Pescadores de chicharro de Rabo de Peixe indignaram-se ontem à porta da lota, junto ao porto, por terem visto cerca de 800 quilos de chicharro apreendidos e multas aplicadas aos armadores pela Inspecção Regional das Pescas. Tudo porque, antevendo o mau tempo que se irá prolongar até quinta-feira, saíram para o mar no Domingo à noite e entregaram o peixe em lota “apenas para ser pesado porque sabemos que não podemos vender o peixe na segunda-feira”.

As palavras são do armador António Sebastião Vieira que é um dos seis chicharreiros de Rabo de peixe que saiu para o mar no Domingo, e que dá voz à revolta os homens do mar. Chegaram, de madrugada, e dirigiram-se à lota para descarregar o peixe “mas era para arrumar para ser vendido só na Terça-feira, porque depois de uma reunião que tivemos com o Governo em 2014, sabemos que de Domingo para Segunda-feira não se pode vender peixe na lota”.

O problema, explica António Sebastião Vieira, é que “ninguém na lota nos informou que não podíamos descarregar o peixe de madrugada” e por isso a tarefa foi feita como habitualmente. 800 quilos de chicharro deram entrada, mas à tarde os armadores foram informados “que o peixe estava apreendido e estávamos todos multados”, refere. Muitos dos pescadores que integram os seis barcos acenam em concordância, afirmando que “não há nenhuma informação de nenhum decreto lei que nos impeça de descarregar o peixe.

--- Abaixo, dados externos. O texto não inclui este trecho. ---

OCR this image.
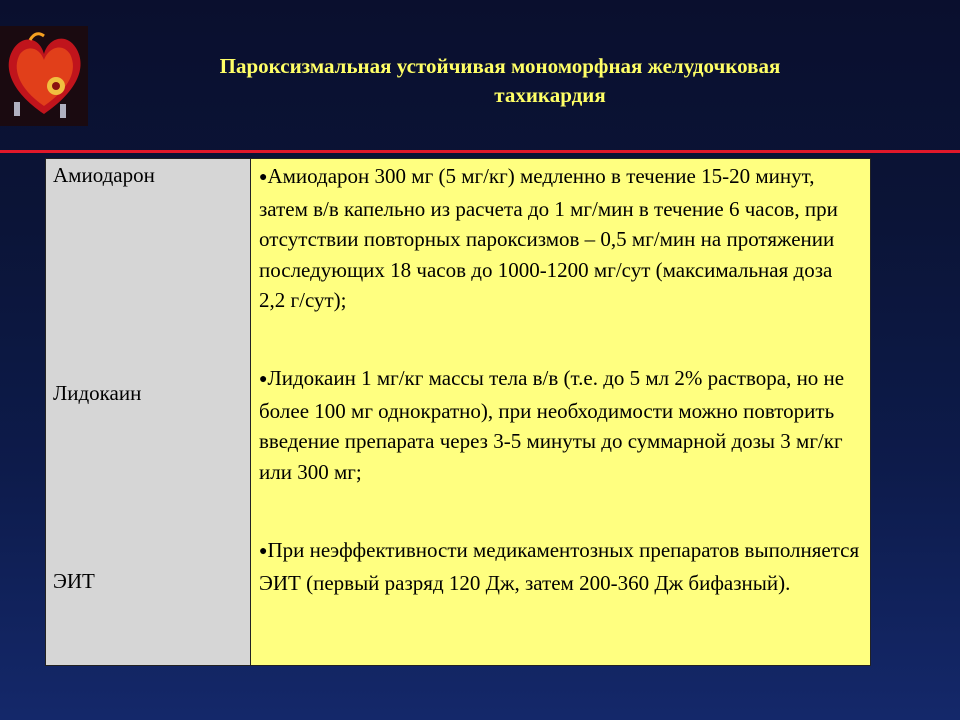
Пароксизмальная устойчивая мономорфная желудочковая
тахикардия
Амиодарон
Лидокаин
ЭИТ
●Амиодарон 300 мг (5 мг/кг) медленно в течение 15-20 минут, затем в/в капельно из расчета до 1 мг/мин в течение 6 часов, при отсутствии повторных пароксизмов – 0,5 мг/мин на протяжении последующих 18 часов до 1000-1200 мг/сут (максимальная доза 2,2 г/сут);
●Лидокаин 1 мг/кг массы тела в/в (т.е. до 5 мл 2% раствора, но не более 100 мг однократно), при необходимости можно повторить введение препарата через 3-5 минуты до суммарной дозы 3 мг/кг или 300 мг;
●При неэффективности медикаментозных препаратов выполняется ЭИТ (первый разряд 120 Дж, затем 200-360 Дж бифазный).
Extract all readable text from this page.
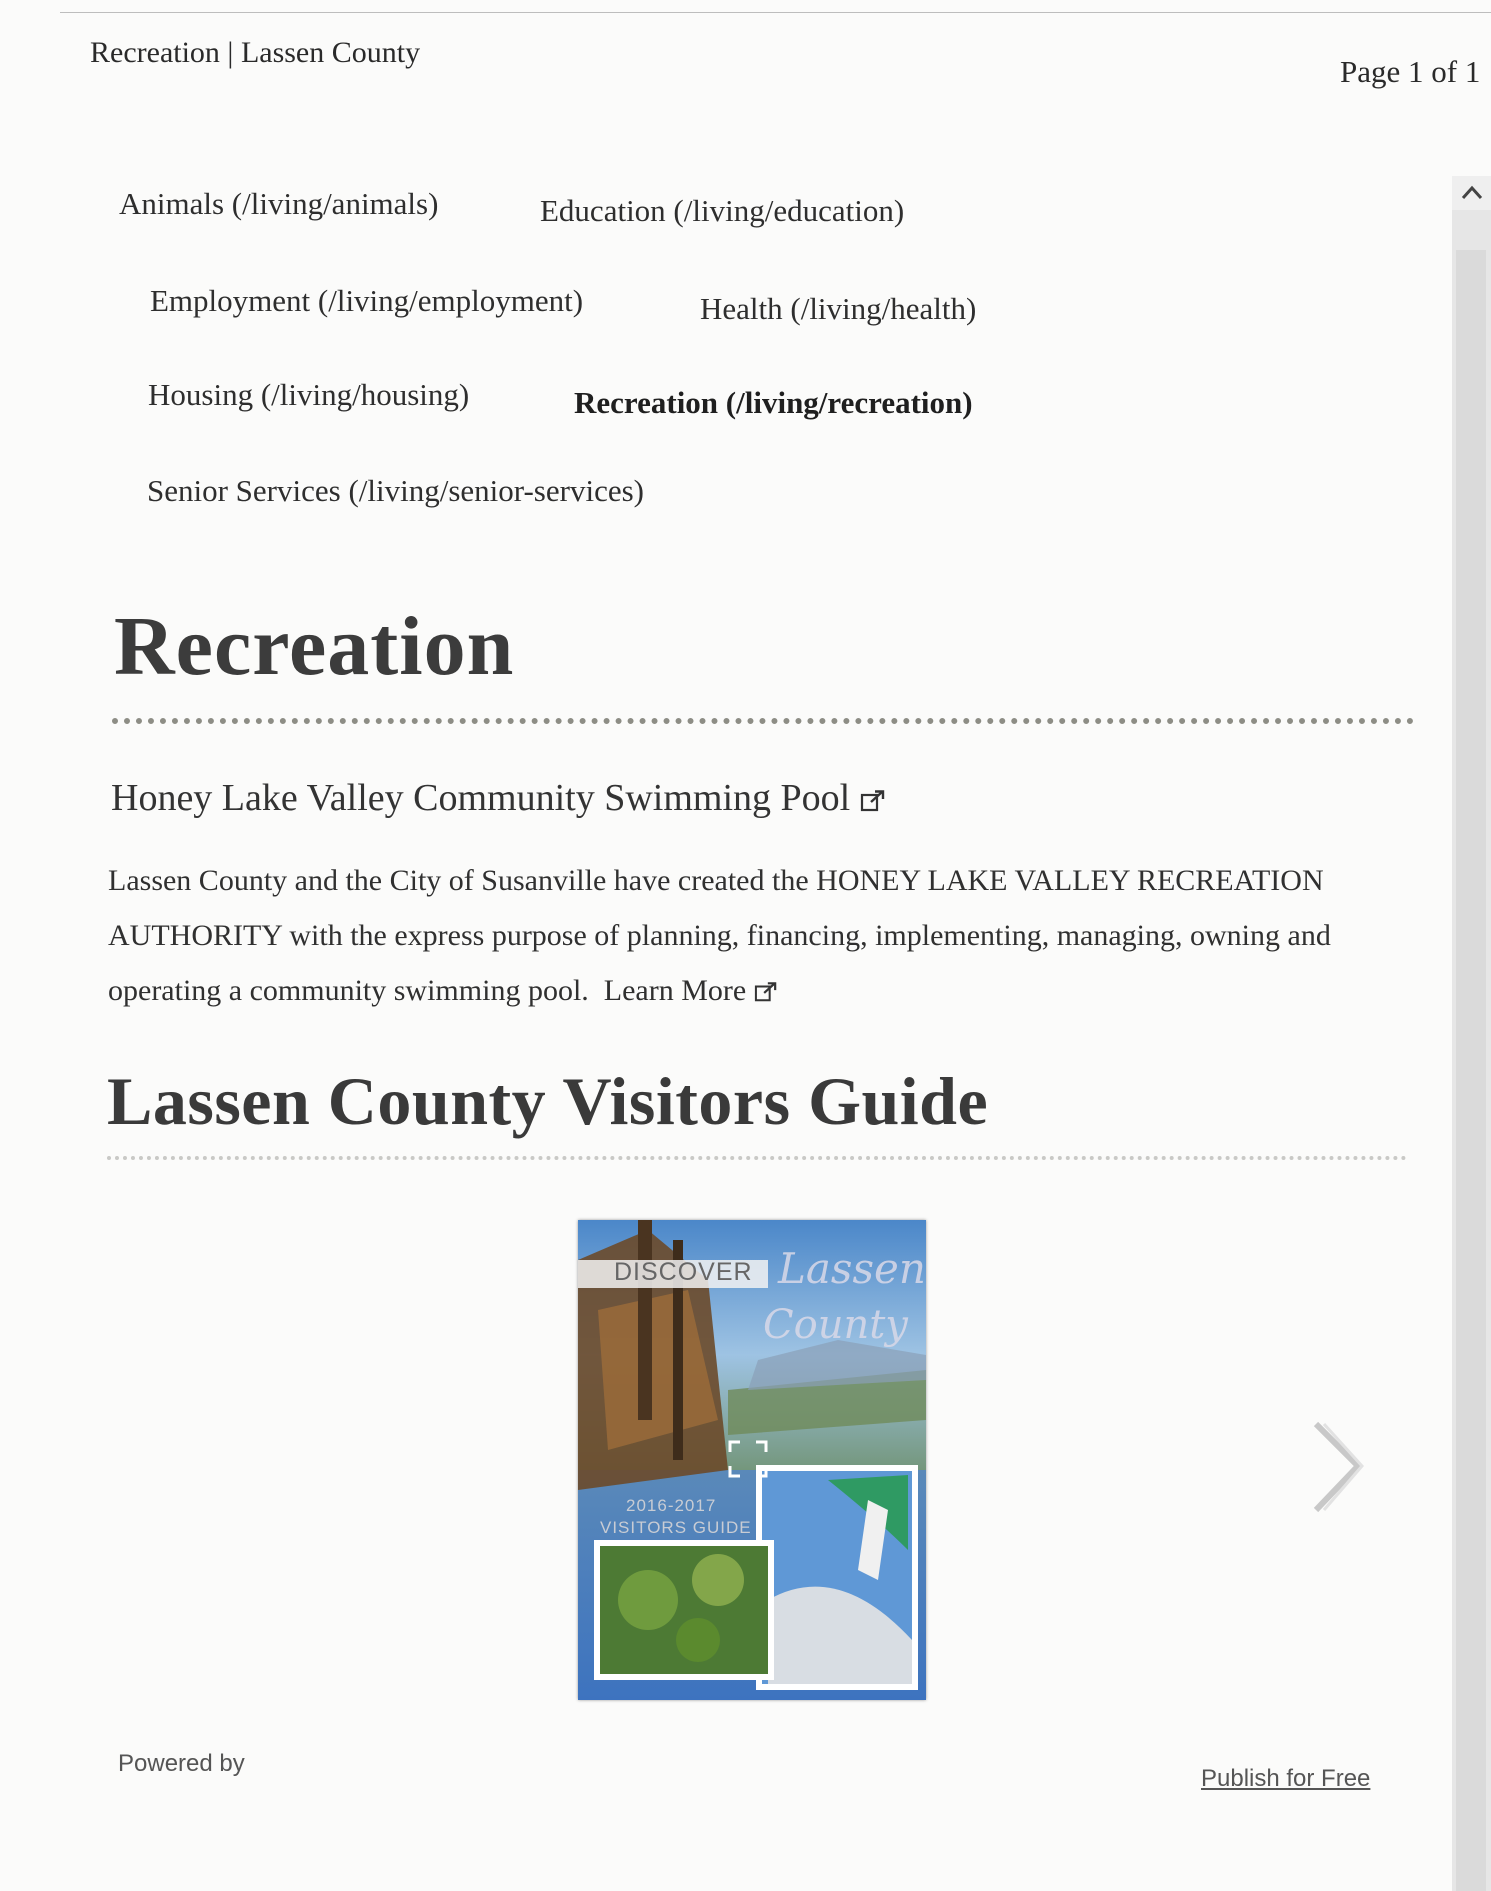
Recreation | Lassen County
Page 1 of 1
Animals (/living/animals)	Education (/living/education)
Employment (/living/employment)	Health (/living/health)
Housing (/living/housing)	Recreation (/living/recreation)
Senior Services (/living/senior-services)
Recreation
Honey Lake Valley Community Swimming Pool

Lassen County and the City of Susanville have created the HONEY LAKE VALLEY RECREATION AUTHORITY with the express purpose of planning, financing, implementing, managing, owning and operating a community swimming pool. Learn More

Lassen County Visitors Guide
DISCOVER Lassen
County
2016-2017
VISITORS GUIDE
Powered by
Publish for Free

O que não podemos é vender e isso nós sabemos”.

“Se nos informassem não deixávamos o peixe aqui e vínhamos dar entrada com ele à hora certa”, volta a referir António Sebastião Vieira que acrescenta que estando a vida dos chicharreiros já dificultada, há ainda o pouco peixe que é pescado e que é apreendido e por isso não renderá dinheiro ao armador que, ainda por cima, terá de pagar a multa correspondente.

“Eu tenho os meus filhos, os meus companheiros, não recebem subsídios, descontamos para o subsídio mas não o recebemos, não recebemos nada. Agora só na Quinta-feira é que o tempo será melhor, e entretanto quem é que vai sustentar o pessoal? Aquele peixe é nosso e tínhamos de ser informados que não podíamos pôr o peixe para dentro”, desabafa António Sebastião Vieira.

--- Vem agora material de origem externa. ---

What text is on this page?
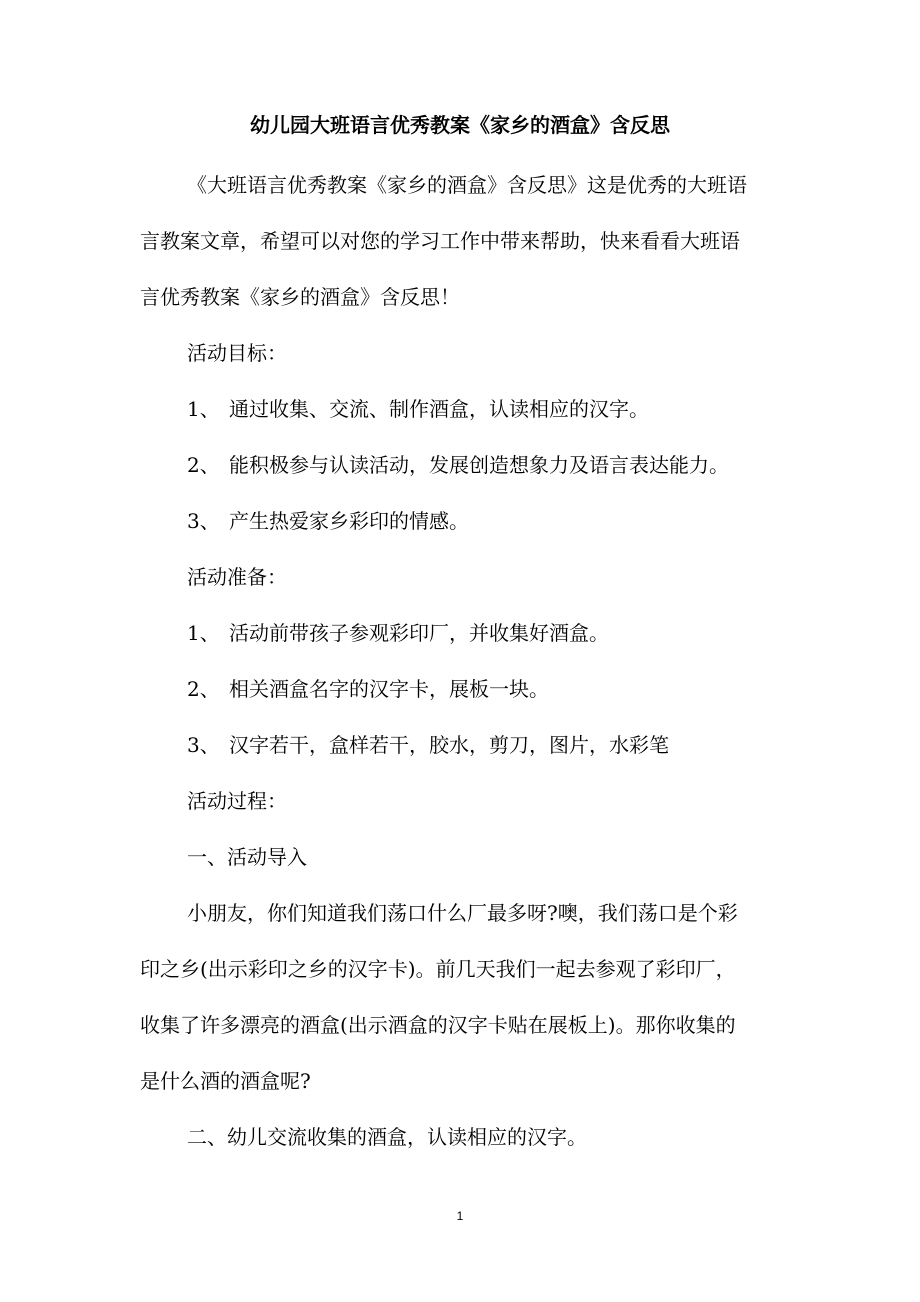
幼儿园大班语言优秀教案《家乡的酒盒》含反思
《大班语言优秀教案《家乡的酒盒》含反思》这是优秀的大班语
言教案文章，希望可以对您的学习工作中带来帮助，快来看看大班语
言优秀教案《家乡的酒盒》含反思！
活动目标：
1、 通过收集、交流、制作酒盒，认读相应的汉字。
2、 能积极参与认读活动，发展创造想象力及语言表达能力。
3、 产生热爱家乡彩印的情感。
活动准备：
1、 活动前带孩子参观彩印厂，并收集好酒盒。
2、 相关酒盒名字的汉字卡，展板一块。
3、 汉字若干，盒样若干，胶水，剪刀，图片，水彩笔
活动过程：
一、活动导入
小朋友，你们知道我们荡口什么厂最多呀?噢，我们荡口是个彩
印之乡(出示彩印之乡的汉字卡)。前几天我们一起去参观了彩印厂，
收集了许多漂亮的酒盒(出示酒盒的汉字卡贴在展板上)。那你收集的
是什么酒的酒盒呢?
二、幼儿交流收集的酒盒，认读相应的汉字。
1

Ao lado dos pescadores esteve o Presidente da Junta de Freguesia de Rabo de Peixe, Jaime Vieira, que fez um alerta “para haver bom senso. Os pescadores estão revoltados porque não fugiram à lei, nem sequer fugiram à lota, apenas anteciparam a ida ao mar devido ao mau tempo”, refere, ao que outro armador presente atira “se tivéssemos fugido à lota ganhávamos mais”.

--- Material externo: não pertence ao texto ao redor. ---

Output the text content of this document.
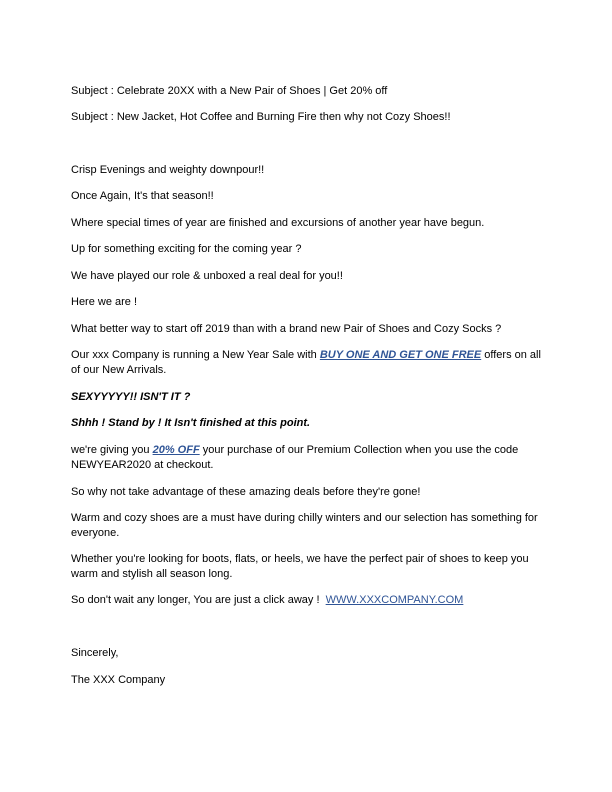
Subject : Celebrate 20XX with a New Pair of Shoes | Get 20% off

Subject : New Jacket, Hot Coffee and Burning Fire then why not Cozy Shoes!!

Crisp Evenings and weighty downpour!!

Once Again, It's that season!!

Where special times of year are finished and excursions of another year have begun.

Up for something exciting for the coming year ?

We have played our role & unboxed a real deal for you!!

Here we are !

What better way to start off 2019 than with a brand new Pair of Shoes and Cozy Socks ?

Our xxx Company is running a New Year Sale with BUY ONE AND GET ONE FREE offers on all of our New Arrivals.

SEXYYYYY!! ISN'T IT ?

Shhh ! Stand by ! It Isn't finished at this point.

we're giving you 20% OFF your purchase of our Premium Collection when you use the code NEWYEAR2020 at checkout.

So why not take advantage of these amazing deals before they're gone!

Warm and cozy shoes are a must have during chilly winters and our selection has something for everyone.

Whether you're looking for boots, flats, or heels, we have the perfect pair of shoes to keep you warm and stylish all season long.

So don't wait any longer, You are just a click away !  WWW.XXXCOMPANY.COM

Sincerely,

The XXX Company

O Presidente da Junta resume a história e a indignação “desta comunidade que vai para o mar arriscando a sua vida para tentar trazer o peixe e guarda para ser vendido. Fazem isso no Domingo porque só a partir de 5ª feira vão poder ir de novo ao mar. Vão à procura do seu sustento, e agora quem vai sustentar as famílias? Tem de imperar bom senso para que essa vida de pescadores não fique mais prejudicado”.

Jaime Vieira fala no ordenado mínimo nacional que os pescadores não têm mas que arriscam até a própria vida para que consigam uma vida digna. “Não são coitadinhos, trata-se de justiça social”, refere ao que os armadores presentes respondem que se trata apenas “do nosso ganha pão”.